Exploring the Role of MMP9 and its Association with TGFβ Signalling in Patients with Mesial Temporal Lobe Epilepsy-Hippocampal Sclerosis

Abstract

AbstractInflammation and blood brain barrier (BBB) damage are associated with epileptogenesis in Mesial Temporal lobe epilepsy with Hippocampal sclerosis (MTLE-HS). Animal studies have predicted the role of Matrix metalloproteinase 9 (MMP9) in extracellular matrix (ECM) modulation, BBB leakage and neuro-inflammation, while Transforming growth factor beta (TGFβ) signalling in astrocytes potentiates hyper-excitability leading to seizure generation.
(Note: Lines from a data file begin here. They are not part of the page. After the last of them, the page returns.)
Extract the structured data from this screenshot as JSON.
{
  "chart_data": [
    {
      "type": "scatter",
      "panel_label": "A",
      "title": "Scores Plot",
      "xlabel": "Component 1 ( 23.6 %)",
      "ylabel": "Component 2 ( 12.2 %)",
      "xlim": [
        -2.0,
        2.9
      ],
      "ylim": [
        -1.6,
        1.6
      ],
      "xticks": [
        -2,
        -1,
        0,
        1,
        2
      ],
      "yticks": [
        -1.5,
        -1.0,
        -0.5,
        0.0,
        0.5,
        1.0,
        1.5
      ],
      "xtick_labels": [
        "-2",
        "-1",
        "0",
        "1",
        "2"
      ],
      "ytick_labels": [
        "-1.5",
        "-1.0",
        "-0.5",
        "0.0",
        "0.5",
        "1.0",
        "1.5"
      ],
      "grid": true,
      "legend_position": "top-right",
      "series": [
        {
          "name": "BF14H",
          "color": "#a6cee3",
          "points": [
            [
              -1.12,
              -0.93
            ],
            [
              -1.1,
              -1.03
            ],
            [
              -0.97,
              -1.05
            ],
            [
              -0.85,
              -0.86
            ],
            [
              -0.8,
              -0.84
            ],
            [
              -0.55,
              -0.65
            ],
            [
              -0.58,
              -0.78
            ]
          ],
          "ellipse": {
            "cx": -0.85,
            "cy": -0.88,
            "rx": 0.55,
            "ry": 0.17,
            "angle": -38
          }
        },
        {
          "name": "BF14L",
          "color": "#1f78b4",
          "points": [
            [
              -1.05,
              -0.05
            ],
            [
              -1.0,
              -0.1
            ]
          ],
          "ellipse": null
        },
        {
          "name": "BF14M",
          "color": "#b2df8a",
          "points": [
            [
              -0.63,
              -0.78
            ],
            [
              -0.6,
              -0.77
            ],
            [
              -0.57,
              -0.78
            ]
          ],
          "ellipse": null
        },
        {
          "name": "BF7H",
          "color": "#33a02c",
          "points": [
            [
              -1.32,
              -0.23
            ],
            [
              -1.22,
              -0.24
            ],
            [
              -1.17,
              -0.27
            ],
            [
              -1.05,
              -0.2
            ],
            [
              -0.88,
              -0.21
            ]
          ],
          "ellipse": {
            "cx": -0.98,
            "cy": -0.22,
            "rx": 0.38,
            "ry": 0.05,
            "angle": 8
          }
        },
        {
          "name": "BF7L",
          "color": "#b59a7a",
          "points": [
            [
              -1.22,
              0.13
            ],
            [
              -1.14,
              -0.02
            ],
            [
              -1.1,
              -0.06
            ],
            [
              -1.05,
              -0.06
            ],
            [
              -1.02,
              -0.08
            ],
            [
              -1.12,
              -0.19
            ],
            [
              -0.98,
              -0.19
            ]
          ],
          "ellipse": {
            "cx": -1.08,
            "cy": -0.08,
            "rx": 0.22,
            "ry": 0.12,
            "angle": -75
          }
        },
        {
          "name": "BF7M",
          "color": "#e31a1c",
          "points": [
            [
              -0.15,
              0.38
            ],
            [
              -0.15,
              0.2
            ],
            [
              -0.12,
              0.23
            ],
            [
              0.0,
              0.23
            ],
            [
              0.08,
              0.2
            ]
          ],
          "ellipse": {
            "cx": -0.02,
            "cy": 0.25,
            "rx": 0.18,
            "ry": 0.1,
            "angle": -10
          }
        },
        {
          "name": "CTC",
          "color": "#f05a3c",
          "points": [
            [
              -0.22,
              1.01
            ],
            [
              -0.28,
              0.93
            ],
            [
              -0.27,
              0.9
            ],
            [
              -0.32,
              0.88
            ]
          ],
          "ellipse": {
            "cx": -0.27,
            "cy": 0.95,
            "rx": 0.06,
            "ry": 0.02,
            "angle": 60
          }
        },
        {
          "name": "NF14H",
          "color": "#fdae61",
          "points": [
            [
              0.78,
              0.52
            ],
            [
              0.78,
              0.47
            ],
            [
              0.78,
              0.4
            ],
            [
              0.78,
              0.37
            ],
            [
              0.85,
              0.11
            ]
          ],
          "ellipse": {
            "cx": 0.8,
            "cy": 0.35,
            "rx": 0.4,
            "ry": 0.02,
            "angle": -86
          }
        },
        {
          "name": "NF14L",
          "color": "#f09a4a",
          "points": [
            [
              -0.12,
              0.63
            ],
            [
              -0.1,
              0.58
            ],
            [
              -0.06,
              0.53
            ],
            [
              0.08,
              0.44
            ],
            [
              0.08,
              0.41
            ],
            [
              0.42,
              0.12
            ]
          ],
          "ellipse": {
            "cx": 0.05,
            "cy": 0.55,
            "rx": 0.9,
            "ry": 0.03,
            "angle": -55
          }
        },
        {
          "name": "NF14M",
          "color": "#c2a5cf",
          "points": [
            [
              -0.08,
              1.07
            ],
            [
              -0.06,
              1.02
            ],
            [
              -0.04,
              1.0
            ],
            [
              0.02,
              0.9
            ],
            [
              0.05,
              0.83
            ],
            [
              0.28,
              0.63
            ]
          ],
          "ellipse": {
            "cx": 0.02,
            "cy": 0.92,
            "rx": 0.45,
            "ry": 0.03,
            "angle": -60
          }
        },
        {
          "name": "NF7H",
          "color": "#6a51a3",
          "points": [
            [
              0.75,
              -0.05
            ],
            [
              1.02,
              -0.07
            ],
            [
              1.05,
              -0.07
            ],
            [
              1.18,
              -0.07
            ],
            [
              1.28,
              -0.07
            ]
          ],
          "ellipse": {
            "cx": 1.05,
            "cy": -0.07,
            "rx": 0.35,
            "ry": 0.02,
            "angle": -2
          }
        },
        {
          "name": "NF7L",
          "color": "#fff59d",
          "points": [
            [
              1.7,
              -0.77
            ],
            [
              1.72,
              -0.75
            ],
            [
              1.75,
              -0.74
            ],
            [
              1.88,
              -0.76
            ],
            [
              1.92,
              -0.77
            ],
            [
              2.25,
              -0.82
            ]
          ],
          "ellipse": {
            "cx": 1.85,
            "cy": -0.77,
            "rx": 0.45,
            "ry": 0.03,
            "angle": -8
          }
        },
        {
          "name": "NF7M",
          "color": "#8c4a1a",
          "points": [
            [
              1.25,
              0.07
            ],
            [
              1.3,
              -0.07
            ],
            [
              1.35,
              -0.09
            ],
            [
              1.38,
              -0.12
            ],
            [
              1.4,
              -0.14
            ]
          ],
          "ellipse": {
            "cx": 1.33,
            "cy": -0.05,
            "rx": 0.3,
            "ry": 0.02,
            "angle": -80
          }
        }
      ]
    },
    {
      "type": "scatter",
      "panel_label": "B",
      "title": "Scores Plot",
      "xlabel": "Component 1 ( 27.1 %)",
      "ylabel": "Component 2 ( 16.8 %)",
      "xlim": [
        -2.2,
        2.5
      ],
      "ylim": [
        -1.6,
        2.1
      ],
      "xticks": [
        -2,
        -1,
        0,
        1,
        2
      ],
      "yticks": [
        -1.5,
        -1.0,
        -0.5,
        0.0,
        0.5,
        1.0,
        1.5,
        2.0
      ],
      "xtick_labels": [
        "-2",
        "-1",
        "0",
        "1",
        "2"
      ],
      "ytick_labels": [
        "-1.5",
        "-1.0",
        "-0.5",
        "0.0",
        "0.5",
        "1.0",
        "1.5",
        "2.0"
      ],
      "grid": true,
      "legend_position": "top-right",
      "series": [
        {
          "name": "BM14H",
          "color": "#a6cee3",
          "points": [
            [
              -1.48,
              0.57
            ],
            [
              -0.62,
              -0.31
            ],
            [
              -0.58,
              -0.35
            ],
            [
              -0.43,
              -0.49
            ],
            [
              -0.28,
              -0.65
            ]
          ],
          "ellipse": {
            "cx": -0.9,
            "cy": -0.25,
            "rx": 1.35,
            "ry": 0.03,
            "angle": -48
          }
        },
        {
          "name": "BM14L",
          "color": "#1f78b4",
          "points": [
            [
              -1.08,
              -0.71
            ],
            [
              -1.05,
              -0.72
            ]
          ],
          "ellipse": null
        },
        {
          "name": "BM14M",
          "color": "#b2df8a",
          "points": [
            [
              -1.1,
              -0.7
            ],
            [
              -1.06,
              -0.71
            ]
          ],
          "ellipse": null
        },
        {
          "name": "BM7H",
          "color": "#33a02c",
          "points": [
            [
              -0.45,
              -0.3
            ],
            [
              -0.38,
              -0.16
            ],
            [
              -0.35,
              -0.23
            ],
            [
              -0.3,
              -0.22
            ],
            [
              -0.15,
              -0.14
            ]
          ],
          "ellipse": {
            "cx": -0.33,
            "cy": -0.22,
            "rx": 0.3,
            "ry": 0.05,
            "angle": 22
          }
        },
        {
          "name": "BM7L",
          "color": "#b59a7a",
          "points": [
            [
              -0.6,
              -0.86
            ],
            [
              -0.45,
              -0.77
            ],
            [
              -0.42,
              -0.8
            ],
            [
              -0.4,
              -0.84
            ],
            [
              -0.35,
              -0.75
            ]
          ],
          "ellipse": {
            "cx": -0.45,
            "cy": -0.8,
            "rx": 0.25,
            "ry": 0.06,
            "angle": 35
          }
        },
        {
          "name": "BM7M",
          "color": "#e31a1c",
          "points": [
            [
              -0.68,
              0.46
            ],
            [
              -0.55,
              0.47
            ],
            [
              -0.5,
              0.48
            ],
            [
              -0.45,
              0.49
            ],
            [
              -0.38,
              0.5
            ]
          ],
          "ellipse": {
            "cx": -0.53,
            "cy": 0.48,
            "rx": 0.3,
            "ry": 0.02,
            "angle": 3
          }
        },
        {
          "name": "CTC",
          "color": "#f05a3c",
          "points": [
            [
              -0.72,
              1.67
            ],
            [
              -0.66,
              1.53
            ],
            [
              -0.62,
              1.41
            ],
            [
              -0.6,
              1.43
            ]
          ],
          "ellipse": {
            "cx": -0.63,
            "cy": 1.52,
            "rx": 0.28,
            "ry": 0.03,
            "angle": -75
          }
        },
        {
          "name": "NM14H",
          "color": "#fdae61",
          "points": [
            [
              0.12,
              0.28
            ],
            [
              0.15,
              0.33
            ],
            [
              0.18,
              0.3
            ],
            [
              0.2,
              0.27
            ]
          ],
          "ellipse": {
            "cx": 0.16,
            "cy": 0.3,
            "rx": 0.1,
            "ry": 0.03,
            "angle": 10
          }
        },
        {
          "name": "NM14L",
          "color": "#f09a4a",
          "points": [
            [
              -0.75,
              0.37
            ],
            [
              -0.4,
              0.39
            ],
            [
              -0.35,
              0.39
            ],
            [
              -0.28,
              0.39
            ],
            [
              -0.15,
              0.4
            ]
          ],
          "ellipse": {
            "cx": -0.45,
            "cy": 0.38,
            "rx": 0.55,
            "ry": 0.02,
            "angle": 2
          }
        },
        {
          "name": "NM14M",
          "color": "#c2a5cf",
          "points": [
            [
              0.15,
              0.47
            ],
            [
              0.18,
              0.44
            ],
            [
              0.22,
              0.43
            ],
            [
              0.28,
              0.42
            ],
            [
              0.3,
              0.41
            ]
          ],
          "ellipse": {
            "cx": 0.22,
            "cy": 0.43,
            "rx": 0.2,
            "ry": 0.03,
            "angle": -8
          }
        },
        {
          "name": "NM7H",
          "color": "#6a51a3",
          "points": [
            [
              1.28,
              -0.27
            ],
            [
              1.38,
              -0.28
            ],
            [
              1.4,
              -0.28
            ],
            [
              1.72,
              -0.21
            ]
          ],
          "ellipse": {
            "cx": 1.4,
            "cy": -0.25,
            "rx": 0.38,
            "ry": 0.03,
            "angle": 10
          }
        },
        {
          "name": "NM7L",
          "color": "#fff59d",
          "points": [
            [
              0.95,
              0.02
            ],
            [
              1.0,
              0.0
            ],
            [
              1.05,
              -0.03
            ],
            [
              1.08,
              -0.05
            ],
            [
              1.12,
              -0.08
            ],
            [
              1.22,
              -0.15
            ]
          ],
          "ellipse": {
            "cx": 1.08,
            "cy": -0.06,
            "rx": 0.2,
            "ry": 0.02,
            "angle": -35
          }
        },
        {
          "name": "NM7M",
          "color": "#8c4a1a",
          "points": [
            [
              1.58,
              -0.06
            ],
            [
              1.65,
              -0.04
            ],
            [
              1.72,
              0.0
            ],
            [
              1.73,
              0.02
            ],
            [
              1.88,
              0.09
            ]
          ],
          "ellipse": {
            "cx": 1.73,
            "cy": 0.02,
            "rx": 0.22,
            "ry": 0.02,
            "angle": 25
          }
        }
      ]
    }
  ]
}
We hypothesize whether changes in activity and expression of MMP9, and the ratio of MMP9 and its inhibitor, Tissue inhibitor of metalloproteinase 1 (TIMP1), have a role in epileptogenesis in the patients with MTLE-HS through zona occludens 1 (ZO1) modulation. We also proposed the role of astrocytic TGFβ signalling in these patients. mRNA expression of MMP9 and TIMP1 was significantly up-regulated. The ratio of MMP9 to its inhibitor TIMP1 was greater than one, suggesting activation of MMP9, further confirmed by gelatin zymography. MMP9 activity as well as immunoreactivity was higher in patients with MTLE-HS as compared to non-seizure controls, whereas the immunoreactivity of ZO1 was significantly lower in the patients. The downstream TGFβ signalling effector molecules, SMAD3 and pSMAD3 immunoreactivity were also significantly higher in MTLE-HS patients and both molecules showed co-localisation with astrocytes in the hippocampal region. Further, we showed preliminary data about interaction of MMP9 and TGFβ1 in these patients as evidenced by a co-immunoprecipitation assay. This study highlighted the MMP9 and astrocytic TGFβ signalling mediated potential mechanism of epileptogenesis in MTLE-HS patients.